My daughter is a huge fan of snack sausages made of seitan. There’s one made with pumpkin seeds that she asks for every time we shop at the health food store. And I cannot blame her, I really like that one, too! But of course those little sausages are quite expensive. Recently F has discoverd that she likes to help me cooking and sometimes runs into the kitchen declaring “I want to cook something!” Yesterday evening I suggested we could make our own pumpkin sausages and F loved the idea since it would include stirring the ingredients and kneading the dough. I admit that I simply copied the ingredient list for the pumpkin sausages that I had found online. The sausage doesn’t taste exactly like the original version but it was a really great activity we did together. I can already imagine the weird looks she’ll get from people whenever she tells them she makes her own sausage.

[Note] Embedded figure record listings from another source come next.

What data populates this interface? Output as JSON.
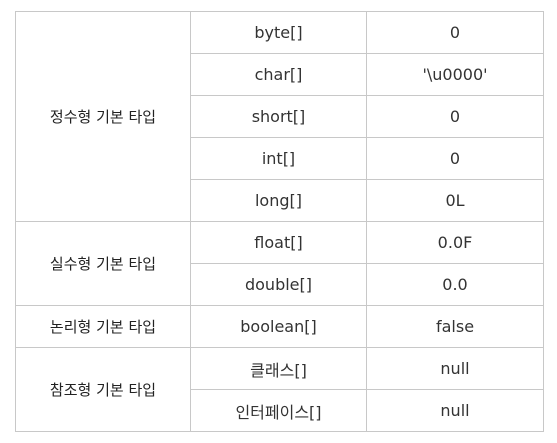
{
  "table": {
    "groups": [
      {
        "label": "정수형 기본 타입",
        "rows": [
          {
            "type": "byte[]",
            "value": "0"
          },
          {
            "type": "char[]",
            "value": "'\\u0000'"
          },
          {
            "type": "short[]",
            "value": "0"
          },
          {
            "type": "int[]",
            "value": "0"
          },
          {
            "type": "long[]",
            "value": "0L"
          }
        ]
      },
      {
        "label": "실수형 기본 타입",
        "rows": [
          {
            "type": "float[]",
            "value": "0.0F"
          },
          {
            "type": "double[]",
            "value": "0.0"
          }
        ]
      },
      {
        "label": "논리형 기본 타입",
        "rows": [
          {
            "type": "boolean[]",
            "value": "false"
          }
        ]
      },
      {
        "label": "참조형 기본 타입",
        "rows": [
          {
            "type": "클래스[]",
            "value": "null"
          },
          {
            "type": "인터페이스[]",
            "value": "null"
          }
        ]
      }
    ]
  }
}
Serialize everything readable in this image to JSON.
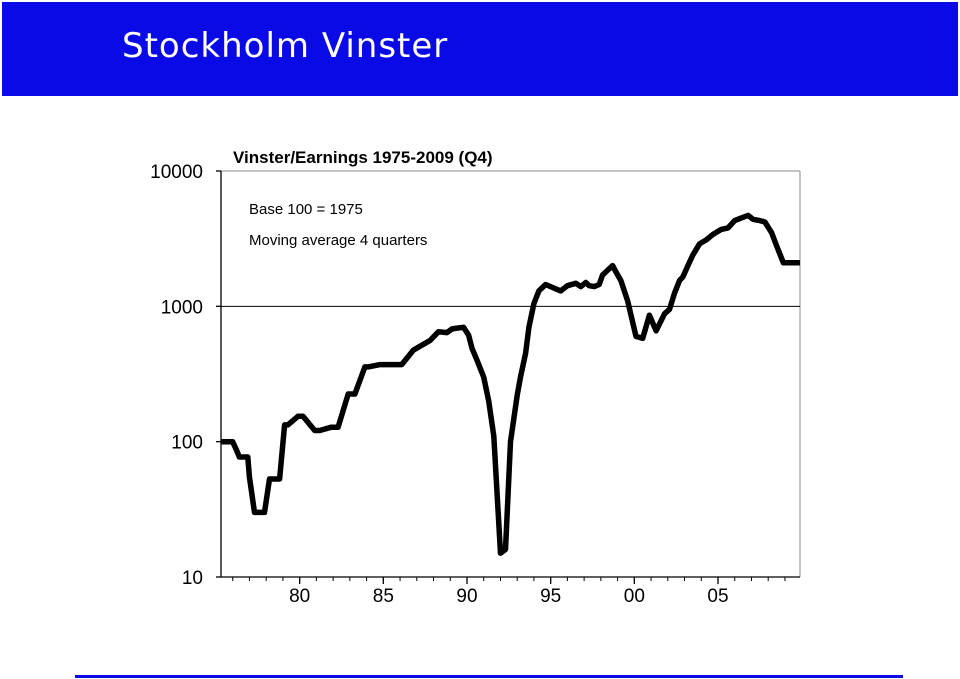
{
  "slide": {
    "title": "Stockholm  Vinster",
    "accent_color": "#0a0ae6"
  },
  "chart_data": {
    "type": "line",
    "title": "Vinster/Earnings 1975-2009 (Q4)",
    "annotations": [
      "Base 100 = 1975",
      "Moving average 4 quarters"
    ],
    "yscale": "log",
    "ylim": [
      10,
      10000
    ],
    "ytick_labels": [
      "10",
      "100",
      "1000",
      "10000"
    ],
    "ytick_values": [
      10,
      100,
      1000,
      10000
    ],
    "xlim": [
      1975.3,
      2009.9
    ],
    "xtick_labels": [
      "80",
      "85",
      "90",
      "95",
      "00",
      "05"
    ],
    "xtick_values": [
      1980,
      1985,
      1990,
      1995,
      2000,
      2005
    ],
    "grid": "horizontal at 1000 only",
    "line_color": "#000000",
    "series": [
      {
        "x": [
          1975.3,
          1976.0,
          1976.2,
          1976.4,
          1976.9,
          1977.0,
          1977.3,
          1977.9,
          1978.2,
          1978.8,
          1979.1,
          1979.3,
          1979.9,
          1980.2,
          1980.9,
          1981.2,
          1981.9,
          1982.3,
          1982.9,
          1983.3,
          1983.9,
          1984.1,
          1984.8,
          1985.1,
          1985.8,
          1986.1,
          1986.8,
          1987.1,
          1987.8,
          1988.3,
          1988.8,
          1989.1,
          1989.4,
          1989.8,
          1990.1,
          1990.3,
          1990.6,
          1991.0,
          1991.3,
          1991.6,
          1992.0,
          1992.3,
          1992.6,
          1993.0,
          1993.2,
          1993.5,
          1993.7,
          1994.0,
          1994.3,
          1994.7,
          1995.1,
          1995.6,
          1996.0,
          1996.5,
          1996.8,
          1997.1,
          1997.3,
          1997.6,
          1997.9,
          1998.1,
          1998.4,
          1998.7,
          1998.9,
          1999.2,
          1999.6,
          2000.1,
          2000.5,
          2000.9,
          2001.3,
          2001.8,
          2002.1,
          2002.4,
          2002.7,
          2002.9,
          2003.2,
          2003.5,
          2003.9,
          2004.3,
          2004.7,
          2005.2,
          2005.6,
          2006.0,
          2006.4,
          2006.8,
          2007.1,
          2007.5,
          2007.8,
          2008.2,
          2008.5,
          2008.9,
          2009.3,
          2009.6,
          2009.9
        ],
        "y": [
          100,
          100,
          88,
          77,
          77,
          55,
          30,
          30,
          53,
          53,
          133,
          133,
          154,
          154,
          121,
          121,
          128,
          128,
          225,
          225,
          357,
          357,
          371,
          371,
          371,
          371,
          475,
          500,
          560,
          650,
          640,
          680,
          690,
          700,
          610,
          490,
          400,
          300,
          200,
          110,
          15,
          16,
          100,
          220,
          300,
          450,
          700,
          1050,
          1300,
          1450,
          1380,
          1300,
          1420,
          1480,
          1400,
          1500,
          1420,
          1400,
          1450,
          1700,
          1850,
          2000,
          1800,
          1550,
          1100,
          600,
          580,
          860,
          660,
          880,
          950,
          1250,
          1550,
          1650,
          2000,
          2400,
          2900,
          3100,
          3400,
          3700,
          3800,
          4300,
          4500,
          4700,
          4400,
          4300,
          4200,
          3500,
          2800,
          2100,
          2100,
          2100,
          2100
        ]
      }
    ]
  }
}
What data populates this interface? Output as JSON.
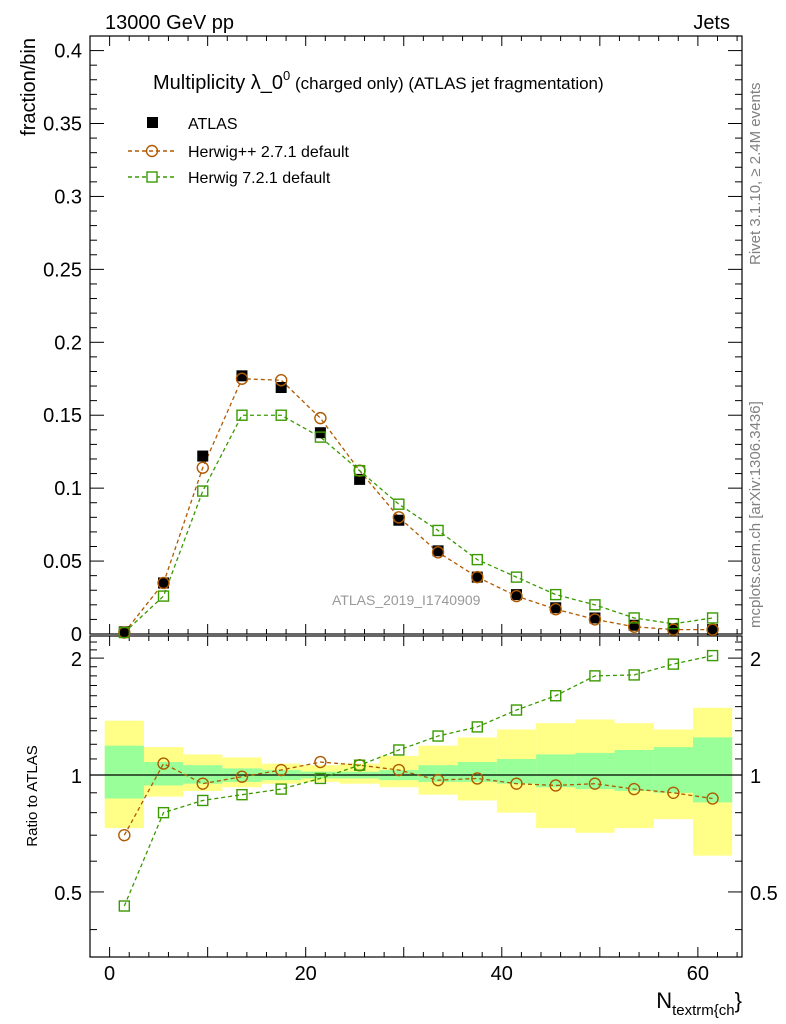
{
  "header": {
    "left": "13000 GeV pp",
    "right": "Jets"
  },
  "side_text": {
    "rivet": "Rivet 3.1.10, ≥ 2.4M events",
    "mcplots": "mcplots.cern.ch [arXiv:1306.3436]"
  },
  "chart_data": {
    "type": "line",
    "title_main": "Multiplicity λ_0",
    "title_sup": "0",
    "title_rest": " (charged only) (ATLAS jet fragmentation)",
    "watermark": "ATLAS_2019_I1740909",
    "xlabel_main": "N",
    "xlabel_sub": "textrm{ch",
    "xlabel_close": "}",
    "ylabel": "fraction/bin",
    "ratio_ylabel": "Ratio to ATLAS",
    "xlim": [
      -2,
      64.5
    ],
    "ylim": [
      0,
      0.41
    ],
    "ratio_ylim": [
      0.34,
      2.28
    ],
    "x_ticks": [
      "0",
      "20",
      "40",
      "60"
    ],
    "y_ticks": [
      "0",
      "0.05",
      "0.1",
      "0.15",
      "0.2",
      "0.25",
      "0.3",
      "0.35",
      "0.4"
    ],
    "ratio_ticks": [
      "0.5",
      "1",
      "2"
    ],
    "x": [
      1.5,
      5.5,
      9.5,
      13.5,
      17.5,
      21.5,
      25.5,
      29.5,
      33.5,
      37.5,
      41.5,
      45.5,
      49.5,
      53.5,
      57.5,
      61.5
    ],
    "bin_edges": [
      -0.5,
      3.5,
      7.5,
      11.5,
      15.5,
      19.5,
      23.5,
      27.5,
      31.5,
      35.5,
      39.5,
      43.5,
      47.5,
      51.5,
      55.5,
      59.5,
      63.5
    ],
    "series": [
      {
        "name": "ATLAS",
        "color": "#000000",
        "marker": "filled-square",
        "values": [
          0.0015,
          0.035,
          0.122,
          0.177,
          0.169,
          0.138,
          0.106,
          0.078,
          0.057,
          0.039,
          0.027,
          0.018,
          0.011,
          0.006,
          0.0035,
          0.003
        ]
      },
      {
        "name": "Herwig++ 2.7.1 default",
        "color": "#b05a00",
        "marker": "open-circle",
        "values": [
          0.001,
          0.035,
          0.114,
          0.175,
          0.174,
          0.148,
          0.112,
          0.08,
          0.056,
          0.039,
          0.026,
          0.017,
          0.01,
          0.005,
          0.003,
          0.003
        ],
        "ratio": [
          0.7,
          1.07,
          0.95,
          0.99,
          1.03,
          1.08,
          1.06,
          1.03,
          0.97,
          0.98,
          0.95,
          0.94,
          0.95,
          0.92,
          0.9,
          0.87
        ]
      },
      {
        "name": "Herwig 7.2.1 default",
        "color": "#3a9a00",
        "marker": "open-square",
        "values": [
          0.001,
          0.026,
          0.098,
          0.15,
          0.15,
          0.135,
          0.112,
          0.089,
          0.071,
          0.051,
          0.039,
          0.027,
          0.02,
          0.011,
          0.007,
          0.011
        ],
        "ratio": [
          0.46,
          0.8,
          0.86,
          0.89,
          0.92,
          0.98,
          1.06,
          1.16,
          1.26,
          1.33,
          1.47,
          1.6,
          1.8,
          1.81,
          1.93,
          2.03
        ]
      }
    ],
    "ratio_bands": {
      "stat_color": "#99ff99",
      "total_color": "#ffff88",
      "stat": [
        [
          0.87,
          1.19
        ],
        [
          0.94,
          1.08
        ],
        [
          0.95,
          1.06
        ],
        [
          0.96,
          1.04
        ],
        [
          0.97,
          1.03
        ],
        [
          0.98,
          1.02
        ],
        [
          0.98,
          1.02
        ],
        [
          0.97,
          1.03
        ],
        [
          0.96,
          1.06
        ],
        [
          0.96,
          1.08
        ],
        [
          0.95,
          1.1
        ],
        [
          0.93,
          1.13
        ],
        [
          0.92,
          1.14
        ],
        [
          0.91,
          1.16
        ],
        [
          0.9,
          1.18
        ],
        [
          0.85,
          1.25
        ]
      ],
      "total": [
        [
          0.73,
          1.38
        ],
        [
          0.88,
          1.18
        ],
        [
          0.91,
          1.13
        ],
        [
          0.93,
          1.11
        ],
        [
          0.95,
          1.07
        ],
        [
          0.96,
          1.06
        ],
        [
          0.95,
          1.07
        ],
        [
          0.93,
          1.12
        ],
        [
          0.89,
          1.19
        ],
        [
          0.86,
          1.25
        ],
        [
          0.8,
          1.31
        ],
        [
          0.73,
          1.36
        ],
        [
          0.71,
          1.39
        ],
        [
          0.73,
          1.36
        ],
        [
          0.77,
          1.31
        ],
        [
          0.62,
          1.49
        ]
      ]
    }
  }
}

Pumpkin Seed Seitan Sausage (makes 4 sausages)
50 g (1/3 cup heaped) toasted pumpkin seeds
140 g (1 cup) vital wheat gluten
18 g (4 tablespoons) nutritional yeast
1 teaspoon granulated onion or onion powder
1 teaspoon paprika powder
1/2 teaspoon ground black pepper, or to taste
3 tablespoons melted refined coconut oil
3 tablespoons soy sauce
1/2 tablespoon liquid smoke
180 ml (3/4 cup) cold water
2 cloves garlic, pressed
1/2 teaspoon salt to taste
Grind the toasted pumpkin seeds and mix with gluten powder, nutritional yeast, onion powder, paprika, and black pepper.
Combine coconut oil, soy sauce, water, liquid smoke, and garlic and mix with dry ingredients. Add salt to taste. ) Knead really well.
Have ready a large pot with a steamer basket and water. Bring the water to a boil while covering the pot with a lid.
Have four sheets of aluminium foil ready (letter size) and divide the dough between the foil pieces. Form the dough into a log and wrap in foil. Place in the pot with boiling water and steam for 45 minutes. Remove and let cool completely then transfer to the fridge and let rest over night. Serve fried or eat as a snack.